Tiba-tiba saja, Bunga berhambur ke arah dadaku dan memelukku dengan erat, sesuatu yang belum pernah dia lakukan sebelumnya. Kami memang sudah menjadi kekasih selama lebih dari satu tahun, tetapi sejauh itu, kami hanya saling berpegangan tangan, entahlah mungkin karena dalam pandangan agama kami berpelukan antar lawan jenis adalah hal yang tabu untuk dilakukan. Akan tetapi pada saat itu, dengan sedikit agak ragu, aku mulai membalas pelukannya, dadaku terasa panas dan semakin berdebar-debar.
"Tapi mas Tomy nanti harus sering datang ke Bandung ya ..kalau ada cuti.!" , "Mas Tomy juga jangan males nanti membalas surat-surat Bunga". Bunga mulai merajuk dengan posisi masih berada dalam pelukanku.
"Iya..mas Janji...", jawabku untuk menenangkannya.
Seminggu kemudian aku berangkat ke Semarang. Bunga ikut mengantarkanku hingga kota Cirebon, sekaligus dia pulang ke rumah orang tuanya.
Sebagai karyawan baru, aku berusaha giat bekerja. Hampir enam bulan aku berada di Semarang dan menjalin cinta jarak jauh dengan Bunga. Hampir setiap minggu kami saling berbalas surat. Surat Bunga kepadaku selalu di alamatkan ke tempat kos adikku Dewi. Selain mengirim surat buatku, Bunga juga mengirim surat untuk Dewi. Nampaknya adikku dan Bunga sudah semakin dekat, mereka saling terbuka satu sama lain, saling menceritakan perasaan mereka dan masalah-masalah mereka. Aku sendiri semakin disibukkan dengan pekerjaan baruku. Aku sering ditugaskan keluar kota, hingga kadang-kadang aku harus berda di luar kota selama lebih dari dua minggu. Jadi semakin sering aku tidak bisa membalas surat Bunga secara tertib. Paling-paling aku menitip pesan ke Dewi kalau dia nanti membalas surat dari Bunga.

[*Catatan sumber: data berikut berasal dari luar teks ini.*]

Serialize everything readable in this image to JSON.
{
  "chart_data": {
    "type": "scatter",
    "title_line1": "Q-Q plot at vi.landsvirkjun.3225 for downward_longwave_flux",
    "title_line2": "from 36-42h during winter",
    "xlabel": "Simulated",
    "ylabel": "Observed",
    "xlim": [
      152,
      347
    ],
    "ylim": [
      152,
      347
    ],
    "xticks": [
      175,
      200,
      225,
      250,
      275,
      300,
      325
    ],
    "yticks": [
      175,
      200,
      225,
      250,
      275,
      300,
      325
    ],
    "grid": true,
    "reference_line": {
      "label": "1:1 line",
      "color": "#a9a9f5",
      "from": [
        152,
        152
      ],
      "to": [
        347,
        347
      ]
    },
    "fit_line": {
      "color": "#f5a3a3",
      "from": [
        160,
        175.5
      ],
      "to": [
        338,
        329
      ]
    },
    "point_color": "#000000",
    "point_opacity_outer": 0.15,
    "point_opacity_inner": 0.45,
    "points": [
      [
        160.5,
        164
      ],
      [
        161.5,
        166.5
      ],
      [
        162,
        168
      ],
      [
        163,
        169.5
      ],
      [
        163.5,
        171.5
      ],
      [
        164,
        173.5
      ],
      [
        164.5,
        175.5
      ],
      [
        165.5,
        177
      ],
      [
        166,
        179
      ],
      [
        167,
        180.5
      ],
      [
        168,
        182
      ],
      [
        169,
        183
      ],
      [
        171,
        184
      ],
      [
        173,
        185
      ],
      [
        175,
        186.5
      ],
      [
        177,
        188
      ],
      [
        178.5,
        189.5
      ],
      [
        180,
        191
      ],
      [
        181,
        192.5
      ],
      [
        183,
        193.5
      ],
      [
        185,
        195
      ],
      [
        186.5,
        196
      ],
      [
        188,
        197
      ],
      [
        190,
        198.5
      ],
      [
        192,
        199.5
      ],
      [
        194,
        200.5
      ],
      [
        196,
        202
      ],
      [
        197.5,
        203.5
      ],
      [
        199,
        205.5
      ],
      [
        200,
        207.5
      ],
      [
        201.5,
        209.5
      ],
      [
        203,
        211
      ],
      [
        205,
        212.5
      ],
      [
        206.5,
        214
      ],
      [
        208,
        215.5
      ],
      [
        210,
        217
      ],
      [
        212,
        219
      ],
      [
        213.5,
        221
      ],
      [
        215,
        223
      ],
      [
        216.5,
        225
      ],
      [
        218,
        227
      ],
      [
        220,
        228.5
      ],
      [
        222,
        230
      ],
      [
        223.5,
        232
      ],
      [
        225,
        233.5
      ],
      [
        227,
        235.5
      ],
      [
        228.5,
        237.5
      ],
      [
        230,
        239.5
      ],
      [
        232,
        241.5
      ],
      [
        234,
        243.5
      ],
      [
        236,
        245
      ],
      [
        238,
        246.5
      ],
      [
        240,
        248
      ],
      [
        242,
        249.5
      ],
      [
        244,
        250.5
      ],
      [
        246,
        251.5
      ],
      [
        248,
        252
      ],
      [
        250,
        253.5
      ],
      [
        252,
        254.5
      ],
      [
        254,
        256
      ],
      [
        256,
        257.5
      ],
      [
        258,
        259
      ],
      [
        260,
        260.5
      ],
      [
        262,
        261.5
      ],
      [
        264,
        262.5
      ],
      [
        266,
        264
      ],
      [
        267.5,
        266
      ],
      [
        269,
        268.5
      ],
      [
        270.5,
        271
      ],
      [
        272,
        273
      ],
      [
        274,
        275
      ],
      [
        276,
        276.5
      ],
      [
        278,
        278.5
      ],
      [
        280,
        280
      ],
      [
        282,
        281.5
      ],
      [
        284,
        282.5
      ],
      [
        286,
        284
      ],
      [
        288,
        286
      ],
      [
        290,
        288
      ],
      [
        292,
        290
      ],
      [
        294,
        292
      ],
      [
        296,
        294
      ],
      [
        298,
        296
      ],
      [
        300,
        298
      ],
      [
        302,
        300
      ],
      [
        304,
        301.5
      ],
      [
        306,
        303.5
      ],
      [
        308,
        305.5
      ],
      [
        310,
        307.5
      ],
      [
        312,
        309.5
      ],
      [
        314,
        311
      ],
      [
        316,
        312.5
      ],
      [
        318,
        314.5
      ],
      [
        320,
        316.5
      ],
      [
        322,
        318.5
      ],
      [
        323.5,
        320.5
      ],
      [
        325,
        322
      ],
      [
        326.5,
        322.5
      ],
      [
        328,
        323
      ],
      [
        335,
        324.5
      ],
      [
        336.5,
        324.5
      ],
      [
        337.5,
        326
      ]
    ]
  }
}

Pada suatu saat aku mendapatkan cuti pertamaku, aku berangkat ke Bandung. Aku mengajak adikku, karena Bunga meminta agar aku mengajak Dewi juga. Pada saat lain aku juga mengajak Dewi untuk mengunjungi Bunga yang sedang melakukan Kerja Praktek sebagai guru di Kota Solo. Kebetulan Solo tidak terlalu jauh dari Semarang, sehingga hampir setiap minggu aku datang mengunjunginya di Solo. Kadang-kadang aku sendiri, tetapi lebih sering aku mengajak adikku Dewi.
Satu tahun kemudian...
"Tom..Tomy, hushh...!" , temanku Agung berbisik agak keras memanggil-manggil namaku yang masih serius bekerja. Mataku terfokus pada layar komputer, sehingga tidak begitu mendengar waktu si Agung memanggilku dari tadi.
"Ada apa sih ?!..ganggu aja kamu..",
"Itu tuh ada karyawan baru.... cewek..cakep ",
Teman-temanku memang tidak tahu kalau aku sedang menjalani "long distance love". Mungkin inilah kesalahanku, aku tidak memperkenalkan Bunga dengan teman-temanku, tapi itu karena memang belum ada kesempatan aku mengajak Bunga menemui mereka. Apalagi saat itu, bunga sudah mulai memasuki tingkat Tiga dimana dia semakin sibuk dengan tugas-tugas prekteknya. Bahkan aku sendiri pun sudah hampir 1 tahun ini tidak bertemu. Kami hanya masih saling membalas surat.
Di tengah-tengah kuantitas komunikasi yang semakin berkurang dengan Bunga, akhirnya aku ikut-ikutan berkompetisi dengan teman-teman sekantorku untuk memperebutkan perhatian Dewi, nama karyawan baru yang cantik itu. Lengkapnya Dewi Lestari. Kebetulan namanya memang sama dengan nama adikku. Wataknya pun sama kerasnya dengan watak adikku itu. Berbeda dengan Bunga yang selalu lembut dan mau menerima apapun pendapatku. Kalupun ada pendapatku yang salah, Bunga akan mengingatkanku dengan cara yang sangat halus, sehingga kadangkala aku tidak merasa kalau aku sedang diingatkannya, tetapi secara tiba-tiba aku akan menyadarinya bahwa pendapatku itu salah. Bunga memang memiliki karakter yang ideal untuk seorang "Istri". Setidaknya itulah pendapatku pada saat itu.
Lestari atau Dewi teman sekantorku itu memang jinak-jinak merpati. Entah suatu berkah atau justru malapetaka, tetapi ternyata Dewi Lestari lebih suka membagi perhatiannya kepadaku. Akhirnya aku sering jalan berdua, adikku Dewi sudah semakin sering mengingatkanku. Entahlah apakah Bunga nan jauh disana..sudah mengetahuinya atau belum, mungkin hanya Dewi adikku yang tahu.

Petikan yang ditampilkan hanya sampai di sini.